Mardánish, que ha seguido al galope, considera que está ya a una distancia adecuada. En ese momento, los almohades vuelven a arrancar, aplastando con los talones los ijares de sus monturas. El andalusí refrena a la suya y termina de tensar, inspira con rapidez y suelta a medias el aire. Justo en ese instante, el emperador y Sancho lo sobrepasan a todo galope, y a lo lejos, Álvar Rodríguez eleva su maza sobre la cabeza para chocar por segunda vez con sus enemigos.

La primera flecha deja atrás un chasquido seco y vuela libre. Cruza entre dos caballeros raudos —un emperador y un rey— y traspasa el aire. Silba como debe de silbar la parca cuando teje la última pulgada de mortaja. Su punta de hierro atraviesa la cota entrelazada que un almohade viste bajo la ropa, horada la piel y se clava en el cuello. Cercena su vida de golpe.

Al mismo tiempo, el mazazo de Álvar el Calvo destroza la madera de un escudo almohade, y su dueño grita de dolor al sentir que se rompen los huesos del brazo. El chillido también se quiebra unos instantes después, cuando la maza aplasta el yelmo anudado de blanco, se hunde en su cráneo y nubla los ojos del guerrero. El joven Sancho, más fogoso que su padre, llega hasta el penúltimo almohade y se enlaza con él en un intercambio de espadazos. Los caballos giran nerviosos y ambos jinetes se manejan con valor, se defienden y atacan por turnos. Una segunda flecha corta el aire y el quinto almohade, indeciso entre encajar el embate de Álvar Rodríguez o el del emperador Alfonso, cae como un fardo con el cuello igualmente atravesado.

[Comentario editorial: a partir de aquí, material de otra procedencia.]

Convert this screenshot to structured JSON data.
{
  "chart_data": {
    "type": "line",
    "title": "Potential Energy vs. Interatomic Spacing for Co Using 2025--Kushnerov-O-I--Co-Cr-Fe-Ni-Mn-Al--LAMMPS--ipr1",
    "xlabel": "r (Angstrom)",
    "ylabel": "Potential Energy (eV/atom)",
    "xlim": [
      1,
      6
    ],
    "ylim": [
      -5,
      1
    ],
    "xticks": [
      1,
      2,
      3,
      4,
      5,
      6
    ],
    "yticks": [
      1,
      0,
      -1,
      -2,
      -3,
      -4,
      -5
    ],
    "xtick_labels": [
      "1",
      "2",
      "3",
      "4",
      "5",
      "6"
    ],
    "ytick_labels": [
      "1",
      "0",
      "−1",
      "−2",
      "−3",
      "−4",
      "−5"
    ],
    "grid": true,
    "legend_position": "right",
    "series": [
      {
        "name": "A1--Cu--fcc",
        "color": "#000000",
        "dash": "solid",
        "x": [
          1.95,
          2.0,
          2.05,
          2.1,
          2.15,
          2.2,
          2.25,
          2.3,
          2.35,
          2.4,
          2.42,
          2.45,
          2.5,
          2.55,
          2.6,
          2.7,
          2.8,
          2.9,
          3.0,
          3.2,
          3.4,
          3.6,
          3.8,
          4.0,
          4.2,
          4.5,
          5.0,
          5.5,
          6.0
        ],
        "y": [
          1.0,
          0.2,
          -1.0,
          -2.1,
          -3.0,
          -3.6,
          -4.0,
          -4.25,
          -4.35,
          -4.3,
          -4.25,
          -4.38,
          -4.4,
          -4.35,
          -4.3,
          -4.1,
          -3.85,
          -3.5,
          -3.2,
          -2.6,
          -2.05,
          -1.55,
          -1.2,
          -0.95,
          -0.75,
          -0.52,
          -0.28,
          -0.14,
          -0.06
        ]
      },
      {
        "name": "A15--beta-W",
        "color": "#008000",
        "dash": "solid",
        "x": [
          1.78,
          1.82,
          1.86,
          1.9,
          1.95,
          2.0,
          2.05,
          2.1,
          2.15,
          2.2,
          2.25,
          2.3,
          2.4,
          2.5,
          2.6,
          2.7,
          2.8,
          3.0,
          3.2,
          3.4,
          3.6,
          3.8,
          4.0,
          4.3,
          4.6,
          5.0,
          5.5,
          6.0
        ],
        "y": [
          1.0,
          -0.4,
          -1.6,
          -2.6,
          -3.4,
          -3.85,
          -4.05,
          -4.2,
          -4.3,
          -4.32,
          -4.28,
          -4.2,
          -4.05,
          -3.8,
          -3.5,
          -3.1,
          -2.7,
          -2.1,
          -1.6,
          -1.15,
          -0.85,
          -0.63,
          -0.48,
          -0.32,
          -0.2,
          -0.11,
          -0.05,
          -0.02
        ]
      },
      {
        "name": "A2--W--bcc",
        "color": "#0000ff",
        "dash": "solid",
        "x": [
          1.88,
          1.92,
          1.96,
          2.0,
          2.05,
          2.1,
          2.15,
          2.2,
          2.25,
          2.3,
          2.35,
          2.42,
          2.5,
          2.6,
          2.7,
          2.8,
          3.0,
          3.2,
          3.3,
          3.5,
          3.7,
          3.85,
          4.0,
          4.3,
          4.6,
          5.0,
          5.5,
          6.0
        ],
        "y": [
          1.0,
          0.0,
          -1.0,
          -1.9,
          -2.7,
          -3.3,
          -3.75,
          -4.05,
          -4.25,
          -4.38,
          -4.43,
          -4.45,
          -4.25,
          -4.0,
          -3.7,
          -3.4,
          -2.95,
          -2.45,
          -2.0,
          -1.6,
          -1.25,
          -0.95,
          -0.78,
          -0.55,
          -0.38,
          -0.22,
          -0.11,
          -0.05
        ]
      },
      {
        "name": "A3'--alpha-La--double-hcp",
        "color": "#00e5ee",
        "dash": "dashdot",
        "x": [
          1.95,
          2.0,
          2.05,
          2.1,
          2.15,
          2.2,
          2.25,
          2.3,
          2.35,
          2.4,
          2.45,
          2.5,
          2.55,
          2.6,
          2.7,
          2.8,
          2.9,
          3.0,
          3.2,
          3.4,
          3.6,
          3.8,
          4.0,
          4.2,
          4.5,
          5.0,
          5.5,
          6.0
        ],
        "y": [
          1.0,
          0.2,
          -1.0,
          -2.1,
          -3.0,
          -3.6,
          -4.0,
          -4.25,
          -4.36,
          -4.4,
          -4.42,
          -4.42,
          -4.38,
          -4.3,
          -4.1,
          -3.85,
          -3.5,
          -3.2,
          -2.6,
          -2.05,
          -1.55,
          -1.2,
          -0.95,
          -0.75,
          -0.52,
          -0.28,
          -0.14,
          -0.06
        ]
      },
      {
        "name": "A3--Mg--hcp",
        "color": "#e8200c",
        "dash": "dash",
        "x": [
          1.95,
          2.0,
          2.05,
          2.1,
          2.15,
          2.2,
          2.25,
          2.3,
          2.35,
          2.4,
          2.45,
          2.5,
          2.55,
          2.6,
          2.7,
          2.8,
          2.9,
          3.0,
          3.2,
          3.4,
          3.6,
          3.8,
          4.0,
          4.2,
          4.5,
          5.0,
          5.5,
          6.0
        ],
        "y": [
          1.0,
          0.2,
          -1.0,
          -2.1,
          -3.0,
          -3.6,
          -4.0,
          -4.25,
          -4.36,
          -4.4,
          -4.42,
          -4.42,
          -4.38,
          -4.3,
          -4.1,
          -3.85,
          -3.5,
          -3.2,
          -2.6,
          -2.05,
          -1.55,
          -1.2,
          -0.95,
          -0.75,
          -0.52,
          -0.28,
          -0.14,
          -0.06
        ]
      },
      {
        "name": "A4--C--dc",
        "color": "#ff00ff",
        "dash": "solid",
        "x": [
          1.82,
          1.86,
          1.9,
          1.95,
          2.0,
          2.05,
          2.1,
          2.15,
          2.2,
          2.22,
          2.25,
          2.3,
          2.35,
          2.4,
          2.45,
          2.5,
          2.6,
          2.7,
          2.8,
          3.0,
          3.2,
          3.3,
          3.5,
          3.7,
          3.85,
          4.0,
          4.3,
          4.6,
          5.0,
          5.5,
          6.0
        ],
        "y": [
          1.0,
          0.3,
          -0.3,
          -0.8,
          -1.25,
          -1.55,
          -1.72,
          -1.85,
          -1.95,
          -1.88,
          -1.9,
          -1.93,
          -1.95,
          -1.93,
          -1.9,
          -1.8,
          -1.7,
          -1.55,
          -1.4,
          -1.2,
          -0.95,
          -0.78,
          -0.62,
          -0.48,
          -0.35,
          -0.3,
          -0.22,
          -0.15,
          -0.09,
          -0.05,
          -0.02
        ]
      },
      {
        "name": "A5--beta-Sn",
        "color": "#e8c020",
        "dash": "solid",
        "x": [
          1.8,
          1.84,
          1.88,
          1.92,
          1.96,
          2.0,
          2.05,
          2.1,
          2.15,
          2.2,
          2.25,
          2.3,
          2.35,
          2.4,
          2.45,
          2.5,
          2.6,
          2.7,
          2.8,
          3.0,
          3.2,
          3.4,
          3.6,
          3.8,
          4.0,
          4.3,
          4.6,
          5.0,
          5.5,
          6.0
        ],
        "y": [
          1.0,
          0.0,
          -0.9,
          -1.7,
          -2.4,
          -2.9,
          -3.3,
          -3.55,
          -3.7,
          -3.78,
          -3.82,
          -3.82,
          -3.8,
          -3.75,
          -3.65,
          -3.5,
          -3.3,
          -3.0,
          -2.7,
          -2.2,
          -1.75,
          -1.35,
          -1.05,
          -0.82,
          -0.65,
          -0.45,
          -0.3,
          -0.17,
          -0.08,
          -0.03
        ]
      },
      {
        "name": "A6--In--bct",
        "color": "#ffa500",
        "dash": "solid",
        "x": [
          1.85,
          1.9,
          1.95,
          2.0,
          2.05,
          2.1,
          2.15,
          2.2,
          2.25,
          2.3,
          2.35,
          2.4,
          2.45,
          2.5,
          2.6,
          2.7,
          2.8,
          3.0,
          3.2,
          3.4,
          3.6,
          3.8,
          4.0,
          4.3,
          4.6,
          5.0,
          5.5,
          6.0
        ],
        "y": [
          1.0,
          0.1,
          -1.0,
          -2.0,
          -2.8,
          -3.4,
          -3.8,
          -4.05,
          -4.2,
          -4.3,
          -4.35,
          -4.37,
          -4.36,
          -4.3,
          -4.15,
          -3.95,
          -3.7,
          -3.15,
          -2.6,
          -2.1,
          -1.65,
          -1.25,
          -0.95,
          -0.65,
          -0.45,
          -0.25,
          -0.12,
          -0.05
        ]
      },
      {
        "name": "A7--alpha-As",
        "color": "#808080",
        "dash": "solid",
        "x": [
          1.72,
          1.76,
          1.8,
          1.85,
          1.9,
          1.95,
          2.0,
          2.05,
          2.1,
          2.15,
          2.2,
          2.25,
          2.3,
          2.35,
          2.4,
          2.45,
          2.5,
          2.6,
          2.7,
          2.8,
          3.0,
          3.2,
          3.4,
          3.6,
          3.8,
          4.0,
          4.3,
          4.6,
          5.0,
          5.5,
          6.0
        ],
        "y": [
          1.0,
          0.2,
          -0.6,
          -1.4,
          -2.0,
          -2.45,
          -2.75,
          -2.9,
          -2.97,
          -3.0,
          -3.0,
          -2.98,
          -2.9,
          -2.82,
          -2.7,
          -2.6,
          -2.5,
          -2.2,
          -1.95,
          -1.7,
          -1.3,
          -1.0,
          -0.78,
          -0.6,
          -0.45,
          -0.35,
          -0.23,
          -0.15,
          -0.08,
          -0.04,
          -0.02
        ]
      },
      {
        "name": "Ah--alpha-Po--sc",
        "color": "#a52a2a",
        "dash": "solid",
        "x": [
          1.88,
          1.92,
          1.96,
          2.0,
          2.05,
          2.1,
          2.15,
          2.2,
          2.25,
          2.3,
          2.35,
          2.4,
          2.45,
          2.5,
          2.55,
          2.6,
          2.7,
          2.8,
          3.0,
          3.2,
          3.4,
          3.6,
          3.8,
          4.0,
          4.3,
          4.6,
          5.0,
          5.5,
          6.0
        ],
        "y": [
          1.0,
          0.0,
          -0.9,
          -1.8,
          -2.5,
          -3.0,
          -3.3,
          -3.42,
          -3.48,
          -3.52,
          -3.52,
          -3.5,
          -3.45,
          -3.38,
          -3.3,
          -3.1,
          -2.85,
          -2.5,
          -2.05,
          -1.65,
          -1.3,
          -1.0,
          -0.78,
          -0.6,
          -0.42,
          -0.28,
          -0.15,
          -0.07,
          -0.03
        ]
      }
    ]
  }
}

Mardánish baja el arco, con la tercera flecha ya calada, y aguanta la respiración mientras observa el duelo entre Sancho y el almohade superviviente. El mismo emperador Alfonso hace un gesto a don Álvar para que no se inmiscuya en el combate; la quietud se traslada desde aquel lugar, sembrado ya de cadáveres sarracenos, y llega hasta las líneas cristianas. Varios guerreros chistan y piden silencio, y los que venían a la carrera se detienen entre murmullos. Solo se oye ahora el resonar del hierro contra la madera: un golpe, otro; un choque de espadas, un giro y un nuevo revés; un caballo piafa y un jinete aprieta sus rodillas en torno a los costillares de su montura. Todos pueden ver el rostro del emperador congestionado, a la espera del desenlace. Sin duda se encomienda en silencio al Criador y hace votos para donar un sinfín de posesiones a este o aquel monasterio. Pero no parece ser Dios quien decide la contienda: al retroceder tras una de las acometidas, el almohade se da cuenta de que alrededor yacen sus compañeros, alfombrado el suelo de blanco y rojo, mientras un pavoroso círculo de cristianos ávidos de sangre musulmana se arremolina poco a poco y circunda el escenario. Sancho jadea; respeta la pausa del bereber pero aprieta los dientes, enrabietado por la lucha, deseoso de hundir su espada en el corazón del enemigo.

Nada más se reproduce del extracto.